At this point the camera moved back toward the stage as Smith stumbled over the lyrics, halfway through the second verse of a song that she had been singing with such power. She struggled to find her place, eventually giving up and turning to the orchestra: “Sorry. I’m sorry. Could we start that section again?” She looked out at the audience: “I apologize. Sorry. I’m so nervous.” In response, the hall seemed to echo with applause, restoring her confidence. She picked up where she had left off and finished the song beautifully, from the crowd’s perspective. As Smith wrote of the experience in the New Yorker:
From the corner of my eye, I could see the huge boom stand of the television camera, and all the dignitaries upon the stage and the people beyond. Unaccustomed to such an overwhelming case of nerves, I was unable to continue. I hadn’t forgotten the words that were now a part of me. I
was simply unable to draw them out.
“Patti Smith botches Nobel tribute to absent Bob Dylan,” proclaimed the New York Post on December 11, a putdown of both artists. The Post missed the point. In that lapse you see the frailty and humanity of the singer, as she goes on to complete the song, but you also see her resilience. Through Smith’s performance, we witnessed the lyrics of “A Hard Rain” come to life, showing us what it means to fall, as we’ve all fallen, and to get up and struggle on. Smith was performing for an audience that included the king of Sweden and other royals, as well as scientists and academics and members of the Swedish Academy and high society. The roomful of men in white tie and tails and women in evening gowns lent a strict formality to the occasion, with differences and individuality concealed behind evening dress. Those six words—“I apologize. Sorry. I’m so nervous”—were so honest and vulnerable that they shifted the tone and canceled out any differences in the room, between physics and folk song, chemistry and rock, medicine and popular culture.

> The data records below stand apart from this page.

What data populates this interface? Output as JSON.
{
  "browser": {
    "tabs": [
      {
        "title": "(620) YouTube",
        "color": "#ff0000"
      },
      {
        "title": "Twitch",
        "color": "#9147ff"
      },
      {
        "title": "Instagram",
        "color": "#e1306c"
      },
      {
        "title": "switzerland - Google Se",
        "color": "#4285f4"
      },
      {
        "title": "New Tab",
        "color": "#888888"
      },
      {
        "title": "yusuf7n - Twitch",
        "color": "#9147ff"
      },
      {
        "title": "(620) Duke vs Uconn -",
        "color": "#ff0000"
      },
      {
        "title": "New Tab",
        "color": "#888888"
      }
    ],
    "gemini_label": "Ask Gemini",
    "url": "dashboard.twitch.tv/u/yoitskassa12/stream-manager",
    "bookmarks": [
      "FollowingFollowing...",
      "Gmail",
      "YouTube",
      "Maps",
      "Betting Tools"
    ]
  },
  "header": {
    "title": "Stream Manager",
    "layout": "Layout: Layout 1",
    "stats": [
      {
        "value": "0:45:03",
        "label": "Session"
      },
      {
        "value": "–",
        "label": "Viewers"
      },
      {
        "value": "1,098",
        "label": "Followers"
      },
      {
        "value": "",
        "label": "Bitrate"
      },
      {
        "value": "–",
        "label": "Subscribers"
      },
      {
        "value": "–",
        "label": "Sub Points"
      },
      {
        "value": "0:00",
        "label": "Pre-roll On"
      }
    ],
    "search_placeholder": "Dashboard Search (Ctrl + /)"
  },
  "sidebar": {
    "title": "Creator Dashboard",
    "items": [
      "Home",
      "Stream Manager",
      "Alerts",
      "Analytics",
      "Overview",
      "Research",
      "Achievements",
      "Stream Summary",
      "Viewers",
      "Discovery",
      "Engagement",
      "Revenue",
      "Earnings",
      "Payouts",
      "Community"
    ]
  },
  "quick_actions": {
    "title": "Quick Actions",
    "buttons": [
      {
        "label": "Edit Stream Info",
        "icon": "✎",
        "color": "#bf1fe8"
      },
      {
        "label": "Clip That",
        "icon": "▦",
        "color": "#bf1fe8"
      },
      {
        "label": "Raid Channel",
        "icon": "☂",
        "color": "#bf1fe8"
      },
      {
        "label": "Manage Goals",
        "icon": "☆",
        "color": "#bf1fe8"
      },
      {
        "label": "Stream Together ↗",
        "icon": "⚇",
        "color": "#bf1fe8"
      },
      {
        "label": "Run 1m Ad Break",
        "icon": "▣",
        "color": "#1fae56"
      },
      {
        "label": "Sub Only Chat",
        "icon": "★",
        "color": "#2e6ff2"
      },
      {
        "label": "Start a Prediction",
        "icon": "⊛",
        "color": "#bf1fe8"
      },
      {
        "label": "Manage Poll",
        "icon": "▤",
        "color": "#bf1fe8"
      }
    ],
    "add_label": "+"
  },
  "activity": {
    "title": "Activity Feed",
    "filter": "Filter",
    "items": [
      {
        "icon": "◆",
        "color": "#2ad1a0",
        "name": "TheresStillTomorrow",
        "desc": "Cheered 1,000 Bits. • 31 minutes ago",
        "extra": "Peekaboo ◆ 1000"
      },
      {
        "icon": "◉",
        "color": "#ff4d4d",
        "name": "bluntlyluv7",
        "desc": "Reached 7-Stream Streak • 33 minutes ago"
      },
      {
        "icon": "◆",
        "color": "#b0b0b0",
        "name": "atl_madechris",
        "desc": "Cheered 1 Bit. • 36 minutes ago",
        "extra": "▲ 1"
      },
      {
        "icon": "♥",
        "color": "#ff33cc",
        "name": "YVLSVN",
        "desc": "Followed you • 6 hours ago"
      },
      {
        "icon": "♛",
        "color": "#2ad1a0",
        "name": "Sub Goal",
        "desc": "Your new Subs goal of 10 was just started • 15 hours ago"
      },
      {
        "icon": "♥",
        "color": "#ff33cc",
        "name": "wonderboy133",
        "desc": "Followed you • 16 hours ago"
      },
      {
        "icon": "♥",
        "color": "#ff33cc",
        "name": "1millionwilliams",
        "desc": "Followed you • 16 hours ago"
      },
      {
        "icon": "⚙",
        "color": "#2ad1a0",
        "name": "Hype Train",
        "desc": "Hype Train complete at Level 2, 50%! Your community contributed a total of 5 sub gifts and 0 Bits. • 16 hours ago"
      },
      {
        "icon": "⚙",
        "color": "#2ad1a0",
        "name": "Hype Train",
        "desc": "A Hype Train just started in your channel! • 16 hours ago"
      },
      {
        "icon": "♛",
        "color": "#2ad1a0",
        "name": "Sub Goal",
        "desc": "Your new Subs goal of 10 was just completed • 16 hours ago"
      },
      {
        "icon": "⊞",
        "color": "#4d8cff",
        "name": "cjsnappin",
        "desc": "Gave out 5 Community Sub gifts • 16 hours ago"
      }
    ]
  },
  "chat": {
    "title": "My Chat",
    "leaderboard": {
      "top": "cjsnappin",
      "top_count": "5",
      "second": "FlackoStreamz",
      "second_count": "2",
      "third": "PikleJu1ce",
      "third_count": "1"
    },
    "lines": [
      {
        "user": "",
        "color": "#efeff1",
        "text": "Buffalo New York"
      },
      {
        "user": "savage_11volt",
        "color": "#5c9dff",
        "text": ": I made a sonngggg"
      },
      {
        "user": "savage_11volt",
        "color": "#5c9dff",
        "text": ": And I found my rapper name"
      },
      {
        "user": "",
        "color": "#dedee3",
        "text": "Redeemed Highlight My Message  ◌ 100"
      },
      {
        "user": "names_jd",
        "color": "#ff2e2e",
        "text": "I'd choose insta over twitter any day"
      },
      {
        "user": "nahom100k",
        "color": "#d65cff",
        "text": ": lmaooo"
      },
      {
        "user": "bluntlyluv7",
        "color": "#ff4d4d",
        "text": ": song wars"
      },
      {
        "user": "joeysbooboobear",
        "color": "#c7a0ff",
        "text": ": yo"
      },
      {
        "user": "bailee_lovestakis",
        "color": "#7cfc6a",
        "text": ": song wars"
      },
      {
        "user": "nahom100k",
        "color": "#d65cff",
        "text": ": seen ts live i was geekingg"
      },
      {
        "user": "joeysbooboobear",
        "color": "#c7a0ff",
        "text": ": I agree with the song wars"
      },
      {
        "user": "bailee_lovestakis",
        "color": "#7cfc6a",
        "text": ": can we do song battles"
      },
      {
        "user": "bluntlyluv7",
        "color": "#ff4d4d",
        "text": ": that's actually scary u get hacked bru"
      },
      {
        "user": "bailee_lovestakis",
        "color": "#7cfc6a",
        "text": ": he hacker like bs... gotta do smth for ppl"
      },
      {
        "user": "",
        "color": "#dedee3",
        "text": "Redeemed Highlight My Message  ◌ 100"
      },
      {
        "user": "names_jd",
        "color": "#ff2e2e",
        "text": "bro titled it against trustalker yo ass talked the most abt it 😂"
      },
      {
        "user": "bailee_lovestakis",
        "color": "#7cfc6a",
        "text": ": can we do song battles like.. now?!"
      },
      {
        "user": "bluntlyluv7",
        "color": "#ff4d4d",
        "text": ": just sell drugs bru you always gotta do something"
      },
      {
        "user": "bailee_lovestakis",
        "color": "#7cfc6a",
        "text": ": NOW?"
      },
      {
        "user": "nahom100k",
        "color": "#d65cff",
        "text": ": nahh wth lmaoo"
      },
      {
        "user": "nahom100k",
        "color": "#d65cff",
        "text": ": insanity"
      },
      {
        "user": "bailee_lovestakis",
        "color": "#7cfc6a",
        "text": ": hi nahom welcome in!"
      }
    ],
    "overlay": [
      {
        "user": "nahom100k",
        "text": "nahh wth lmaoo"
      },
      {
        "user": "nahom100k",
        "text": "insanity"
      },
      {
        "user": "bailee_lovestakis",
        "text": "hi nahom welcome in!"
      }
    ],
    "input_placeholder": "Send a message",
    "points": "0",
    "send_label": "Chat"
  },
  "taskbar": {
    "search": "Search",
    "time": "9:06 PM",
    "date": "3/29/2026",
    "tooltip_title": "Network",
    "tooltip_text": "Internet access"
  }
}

In the early sixties, years that had students hiding under their desks in nuclear war drills, the song’s lyrics had taken listeners to the threat of Cold War missile attacks. On the night of Smith’s performance, fifty-five years after the song was written, its lyrics conjure up new associations: people “whose hands are all empty” remind us of an inequality throughout the world that seems endless; “pellets of poison” might evoke the poison of electoral politics in 2016, or the environmental consequences; “damp dirty prison” might suggest mass incarceration in the United States or Kalief Browder, the black teenager held for three years without trial and in solitary confinement at New York’s Rikers Island, dead by his own hand at twenty-two. As for the “always well-hidden” executioner’s face, it’s not now the hooded executioner, but maybe a uniformed figure in a dimly lit room, deploying a drone far from its target—like playing a video game. What other song from 1962 still works the way “Hard Rain” does?